General information
- Type: Glider
- National origin: United States
- Designer: Irving Prue
- Status: No longer in production
- Number built: Three

History
- Introduction date: 1962
- Developed from: Prue Standard

= Prue Super Standard =

American glider

The Prue Super Standard is an American, high-wing, single-seat, FAI Standard Class glider that was designed by Irving Prue in 1962 as a development of the Prue Standard.

==Design and development==
After Prue fielded the Standard in 1961 he quickly set about improving the design based on initial experience. The Super Standard appeared as a result, in 1962.

The Super Standard incorporated many changes, including a conventional low-tail to replace the Standard's V-tail, which was intended to reduce induced drag in circling flight. Other changes included a two-piece canopy, a fuselage with less height, trailing edge dive brakes and the use of a different airfoil. Whereas the Standard employs the NACA 63-618 airfoil, the Super uses the NACA 65-518. As required by the Standard Class rules, the Super Standard has no water ballast and the landing gear is a fixed monowheel.

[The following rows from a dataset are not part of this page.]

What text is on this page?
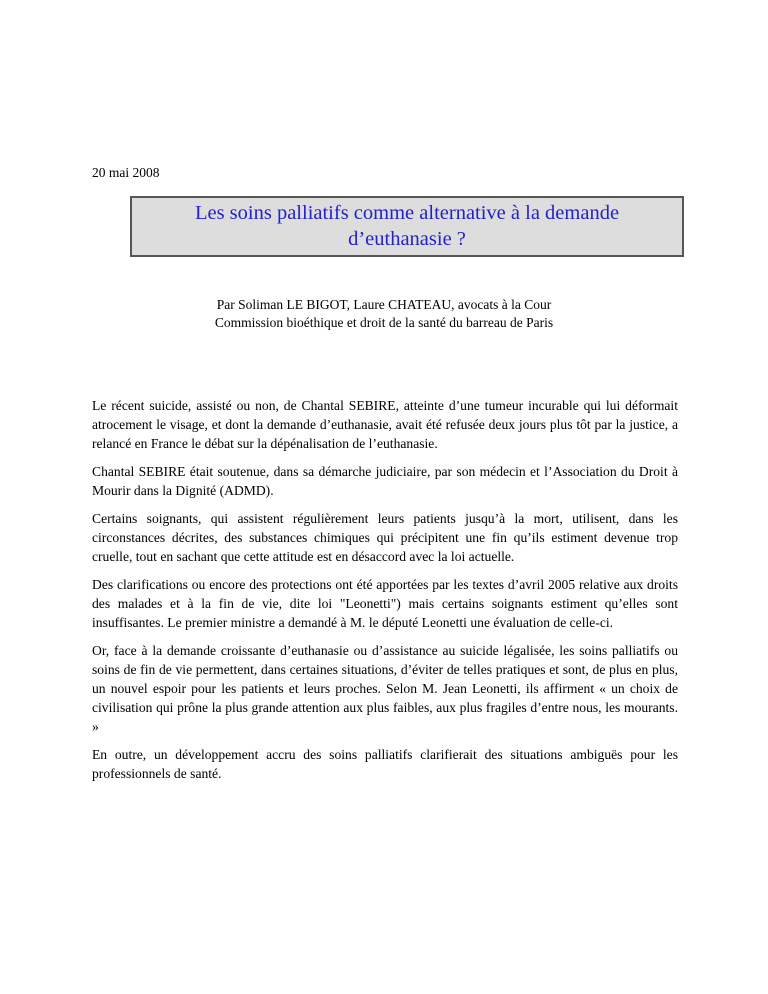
20 mai 2008
Les soins palliatifs comme alternative à la demande
d’euthanasie ?
Par Soliman LE BIGOT, Laure CHATEAU, avocats à la Cour
Commission bioéthique et droit de la santé du barreau de Paris

Le récent suicide, assisté ou non, de Chantal SEBIRE, atteinte d’une tumeur incurable qui lui déformait atrocement le visage, et dont la demande d’euthanasie, avait été refusée deux jours plus tôt par la justice, a relancé en France le débat sur la dépénalisation de l’euthanasie.

Chantal SEBIRE était soutenue, dans sa démarche judiciaire, par son médecin et l’Association du Droit à Mourir dans la Dignité (ADMD).

Certains soignants, qui assistent régulièrement leurs patients jusqu’à la mort, utilisent, dans les circonstances décrites, des substances chimiques qui précipitent une fin qu’ils estiment devenue trop cruelle, tout en sachant que cette attitude est en désaccord avec la loi actuelle.

Des clarifications ou encore des protections ont été apportées par les textes d’avril 2005 relative aux droits des malades et à la fin de vie, dite loi "Leonetti") mais certains soignants estiment qu’elles sont insuffisantes. Le premier ministre a demandé à M. le député Leonetti une évaluation de celle-ci.

Or, face à la demande croissante d’euthanasie ou d’assistance au suicide légalisée, les soins palliatifs ou soins de fin de vie permettent, dans certaines situations, d’éviter de telles pratiques et sont, de plus en plus, un nouvel espoir pour les patients et leurs proches. Selon M. Jean Leonetti, ils affirment « un choix de civilisation qui prône la plus grande attention aux plus faibles, aux plus fragiles d’entre nous, les mourants. »

En outre, un développement accru des soins palliatifs clarifierait des situations ambiguës pour les professionnels de santé.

The wing skins of the prototype Super are thick ones made from magnesium that allow fewer wing ribs to be used. Later Supers built used aluminium wing skins, including the conforming certification prototype. Despite the improvements, the Super's glider ratio and minimum sink rates are identical to the Standard's.

Prue pursued Federal Aviation Administration aircraft type certification for the Super Standard in anticipation of series production. The type certificate was awarded on 28 December 1964, but only three aircraft were completed, the prototype in the Experimental - amateur-built category, one in the Experimental - certification compliance category and one certified example.

==Operational history==
The famous sailplane photographer, Alex Aldott, set the Hungarian national distance record of 748 km in a Prue Super Standard.

In June 2011 two Super Standards were still registered with the FAA, with the third listed as having its registration revoked.